A case that is closer to ours is the dispute between Bangladesh and Myanmar, which was also brought before the International Tribunal for the Law of the Sea.
Bangladesh brought the dispute, which had simmered for 38 years, to the UN tribunal in 2009. A final verdict, which cannot be appealed, was handed down on March 14, 2012. Voting 21 to 1, the tribunal awarded Bangladesh 111,000 square kilometers of EEZ – nearly the same size as the country itself – in the Bay of Bengal, plus 12 miles of territorial waters around St. Martin’s Island.
The case apparently inspired Manila to take the same route. The difference is that Myanmar bowed to the verdict of the tribunal, while China – a signatory to UNCLOS like the Philippines – has refused to recognize international arbitration.

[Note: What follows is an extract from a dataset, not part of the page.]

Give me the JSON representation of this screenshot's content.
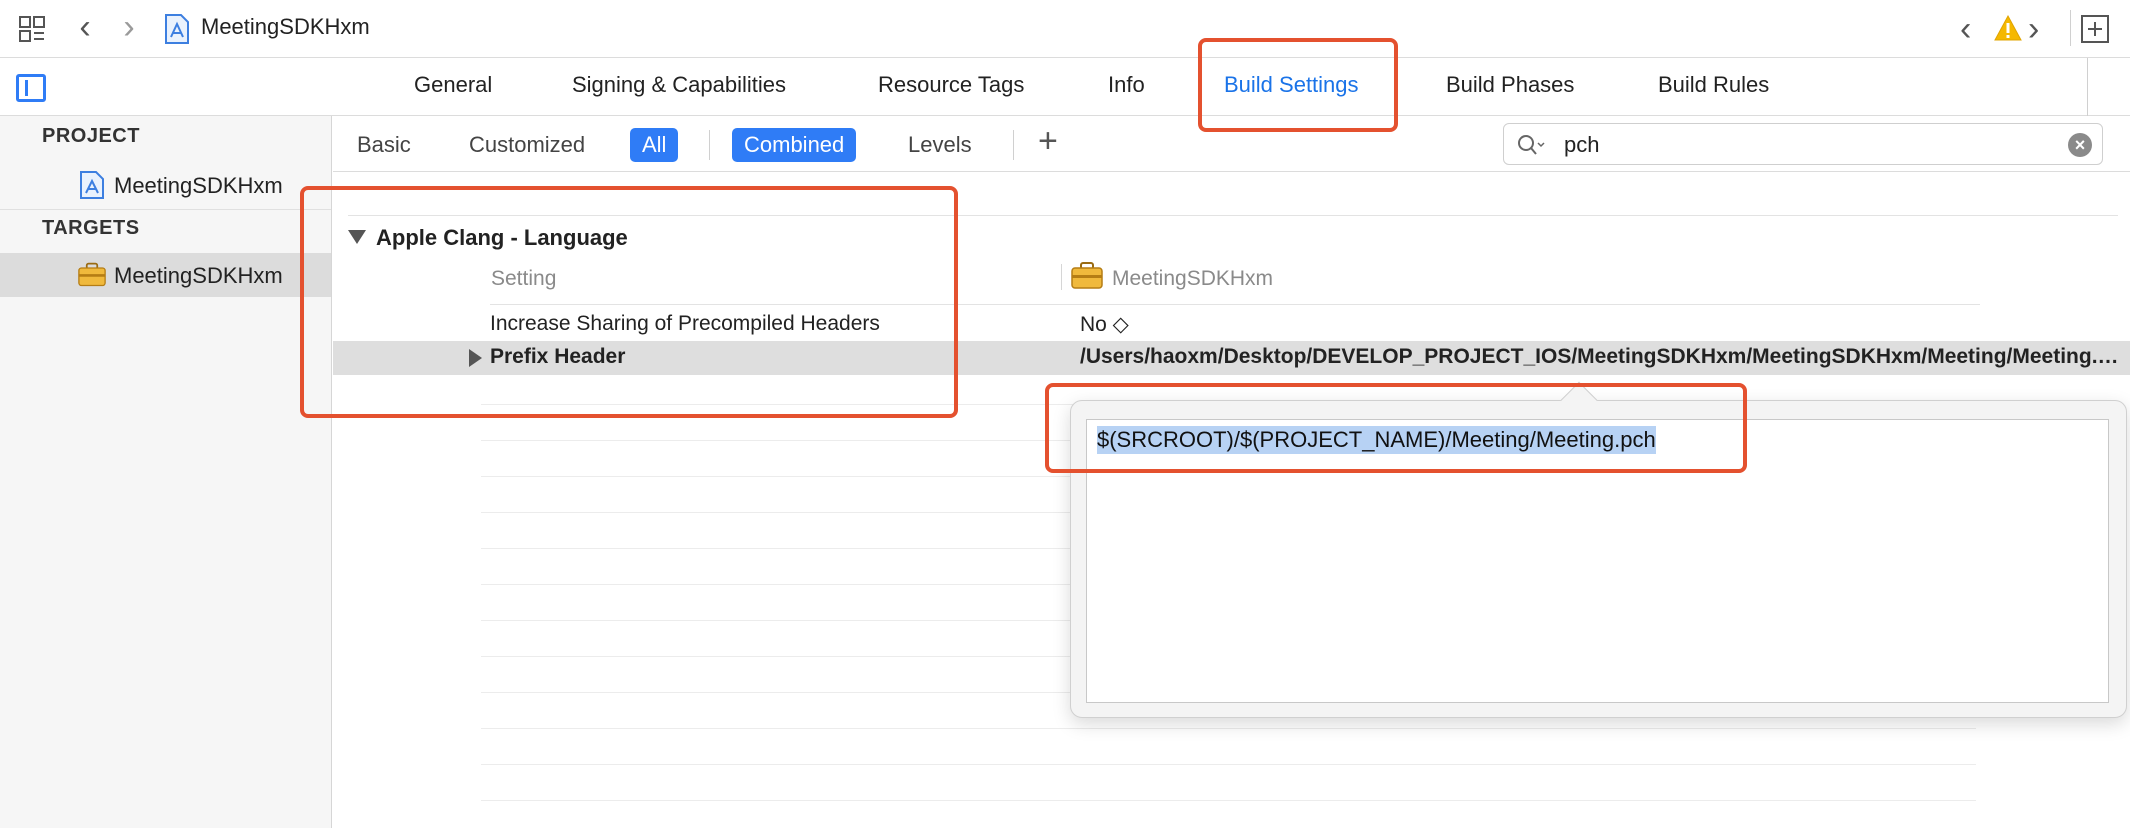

Tribunal rules stipulate that China will be presented the Philippine case anyway and given a chance to respond. If Beijing refuses to answer, arbitration will proceed and a verdict will be handed down within a specified period. This is expected next year.
If China wants to be seen as a responsible player on the world stage, befitting its new status as the second largest economy, it must abide by international rules. Those who want a strong voice in global affairs must play by the rules of the world community.
Beijing’s actions in connection with its surrounding waters are being watched for indications of its behavior on the world stage. Any nation aiming for global leadership cannot flout international rules.